Jej świat legł w gruzach
Katarzyna Pakosińska rozwiodła się z pierwszym mężem w 2008 r. To był dla niej cios. Jakby tego było mało, straciła pracę w Kabarecie Moralnego Niepokoju.
- W pierwszej chwili myślałam, że to koniec świata. W bezpardonowy sposób odebrano mi kawał swojego życia, mojej pasji. A realnie? Zostałam sama z malutkim dzieckiem, z kredytem, bez pracy, bez przyjaciół... Teraz widzę, że to wyszło tylko na dobre - powiedziała kiedyś na łamach "Vivy!".
Miłość spadła jak grom z jasnego nieba
Kabaretowa aktorka nie poddała się. Choć nie wierzyła, że jeszcze kiedyś się zakocha, postanowiła czerpać z życia pełnymi garściami. Podczas jednej ze swoich podróży, na planie filmu dokumentalnego "Tańcząca Gruzja", poznała pewnego gruzińskiego dziennikarza telewizyjnego. Para od razu wpadła sobie w oko. Uczucie powoli rozkwitało, aż w końcu Pakosińska uległa ukochanemu.
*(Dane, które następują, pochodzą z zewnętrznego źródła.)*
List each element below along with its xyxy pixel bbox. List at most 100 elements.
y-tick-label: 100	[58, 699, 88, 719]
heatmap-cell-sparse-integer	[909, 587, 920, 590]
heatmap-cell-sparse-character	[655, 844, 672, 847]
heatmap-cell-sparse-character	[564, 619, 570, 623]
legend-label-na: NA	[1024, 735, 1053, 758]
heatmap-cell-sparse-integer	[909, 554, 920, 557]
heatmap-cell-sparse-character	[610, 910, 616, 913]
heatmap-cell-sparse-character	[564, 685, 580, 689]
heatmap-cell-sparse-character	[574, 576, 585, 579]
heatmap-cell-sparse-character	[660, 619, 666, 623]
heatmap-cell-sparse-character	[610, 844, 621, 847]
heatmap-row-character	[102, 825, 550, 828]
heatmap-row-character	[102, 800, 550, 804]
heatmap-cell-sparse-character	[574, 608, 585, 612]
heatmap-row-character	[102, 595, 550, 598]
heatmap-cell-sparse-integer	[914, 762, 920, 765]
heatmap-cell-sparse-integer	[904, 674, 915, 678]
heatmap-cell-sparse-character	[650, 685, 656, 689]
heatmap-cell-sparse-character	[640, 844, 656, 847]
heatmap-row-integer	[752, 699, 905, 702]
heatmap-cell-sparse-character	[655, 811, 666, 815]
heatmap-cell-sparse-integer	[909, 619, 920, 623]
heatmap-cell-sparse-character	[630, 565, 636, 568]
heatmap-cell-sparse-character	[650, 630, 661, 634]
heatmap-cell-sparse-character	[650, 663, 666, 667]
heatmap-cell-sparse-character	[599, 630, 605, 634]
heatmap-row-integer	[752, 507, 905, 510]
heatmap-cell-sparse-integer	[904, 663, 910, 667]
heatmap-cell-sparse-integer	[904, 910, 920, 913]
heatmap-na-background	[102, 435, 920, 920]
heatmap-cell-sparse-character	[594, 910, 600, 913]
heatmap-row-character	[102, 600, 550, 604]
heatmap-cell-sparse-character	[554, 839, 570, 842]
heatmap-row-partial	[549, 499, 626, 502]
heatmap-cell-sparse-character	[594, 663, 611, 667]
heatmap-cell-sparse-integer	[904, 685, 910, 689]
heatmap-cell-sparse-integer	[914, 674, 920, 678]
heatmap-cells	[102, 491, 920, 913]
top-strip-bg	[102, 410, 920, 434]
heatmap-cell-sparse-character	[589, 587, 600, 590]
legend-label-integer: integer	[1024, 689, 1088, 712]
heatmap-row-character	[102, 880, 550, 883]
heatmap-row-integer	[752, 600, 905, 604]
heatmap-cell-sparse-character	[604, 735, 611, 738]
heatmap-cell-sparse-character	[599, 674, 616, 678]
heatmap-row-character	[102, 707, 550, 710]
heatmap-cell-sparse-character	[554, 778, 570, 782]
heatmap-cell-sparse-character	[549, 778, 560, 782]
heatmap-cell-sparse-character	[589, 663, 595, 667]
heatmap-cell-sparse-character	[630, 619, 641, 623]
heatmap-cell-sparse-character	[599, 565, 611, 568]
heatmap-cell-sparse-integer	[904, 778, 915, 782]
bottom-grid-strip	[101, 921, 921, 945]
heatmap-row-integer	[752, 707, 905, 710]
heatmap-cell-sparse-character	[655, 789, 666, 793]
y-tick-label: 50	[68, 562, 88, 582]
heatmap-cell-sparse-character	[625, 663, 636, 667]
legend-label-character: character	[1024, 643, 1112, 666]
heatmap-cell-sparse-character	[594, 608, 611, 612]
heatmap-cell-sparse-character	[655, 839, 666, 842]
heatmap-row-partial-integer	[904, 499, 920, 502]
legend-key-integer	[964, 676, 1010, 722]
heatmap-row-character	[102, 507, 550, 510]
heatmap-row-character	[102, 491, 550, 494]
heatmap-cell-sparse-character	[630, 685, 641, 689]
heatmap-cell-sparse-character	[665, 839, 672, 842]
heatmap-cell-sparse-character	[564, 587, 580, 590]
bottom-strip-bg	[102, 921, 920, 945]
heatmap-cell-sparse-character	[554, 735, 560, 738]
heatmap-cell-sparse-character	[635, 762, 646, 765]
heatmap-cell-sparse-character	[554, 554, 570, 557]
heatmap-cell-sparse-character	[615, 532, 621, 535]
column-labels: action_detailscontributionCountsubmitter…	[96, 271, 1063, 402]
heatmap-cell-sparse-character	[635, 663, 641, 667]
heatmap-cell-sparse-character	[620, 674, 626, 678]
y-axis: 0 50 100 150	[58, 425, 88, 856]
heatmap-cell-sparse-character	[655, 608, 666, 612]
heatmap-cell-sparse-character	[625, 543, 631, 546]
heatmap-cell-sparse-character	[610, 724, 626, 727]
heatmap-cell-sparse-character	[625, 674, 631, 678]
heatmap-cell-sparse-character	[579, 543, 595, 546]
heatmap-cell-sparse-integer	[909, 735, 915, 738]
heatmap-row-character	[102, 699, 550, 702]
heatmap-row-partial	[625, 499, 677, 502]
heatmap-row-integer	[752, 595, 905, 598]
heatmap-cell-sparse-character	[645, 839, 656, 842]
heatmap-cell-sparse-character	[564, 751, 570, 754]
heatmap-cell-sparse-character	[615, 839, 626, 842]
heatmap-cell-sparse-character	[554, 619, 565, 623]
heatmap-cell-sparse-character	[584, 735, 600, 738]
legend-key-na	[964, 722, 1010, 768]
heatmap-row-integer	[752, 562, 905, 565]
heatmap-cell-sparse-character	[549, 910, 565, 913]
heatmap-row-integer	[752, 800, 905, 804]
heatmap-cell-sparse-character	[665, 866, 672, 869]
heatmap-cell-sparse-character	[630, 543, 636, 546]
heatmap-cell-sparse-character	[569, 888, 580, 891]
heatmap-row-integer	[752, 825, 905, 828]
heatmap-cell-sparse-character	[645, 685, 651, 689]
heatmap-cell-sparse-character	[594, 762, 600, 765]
Ich miłość była tak ogromna, że Katarzyna i Irakli Batiashvili nie wyobrażali już sobie życia bez siebie.
Gruziński ślub
Pół roku później byli już zaręczeni. W 2017 r. stanęli na ślubnym kobiercu. Od tej chwili artystka nazywa się Katarzyna Pakosińska-Batiashvili. Uroczystość odbyła się w zabytkowej katedrze wpisanej na listę światowego dziedzictwa UNESCO. XI-wieczna świątynia od stuleci jest miejscem koronacji i pochówku władców Gruzji oraz siedzibą najwyższych władz Gruzińskiego Prawosławnego Kościoła Apostolskiego.
Zrobili wyjątek
Para unika blasku fleszy. Tylko raz zgodzili się opowiedzieć o łączącym ich uczuciu w "Dzień Dobry TVN". Zresztą, Irakli, gdy poznał Katarzynę, nie miał pojęcia, że jest ona w Polsce gwiazdą. Zupełnie nie ciągnie go do show-biznesu, a i Pakosińska nie czerpie frajdy ze spacerów po czerwonym dywanie.
Jedynie ostanio zakochani zrobili wyjątek i pojawili się na jednej z warszawskich imprez. Nic więc dziwnego, że od razu otoczył ich wianuszek fotoreporterów.
Nie przejmowali się fleszami
Małżonkowie zachowywali się jak para nastolatków. Zapatrzeni w siebie nie szczędzili sobie czułości. Nie brakowało zatem ani pocałunków, ani miłosnych uścisków. Prawda, że dobrany z nich duet?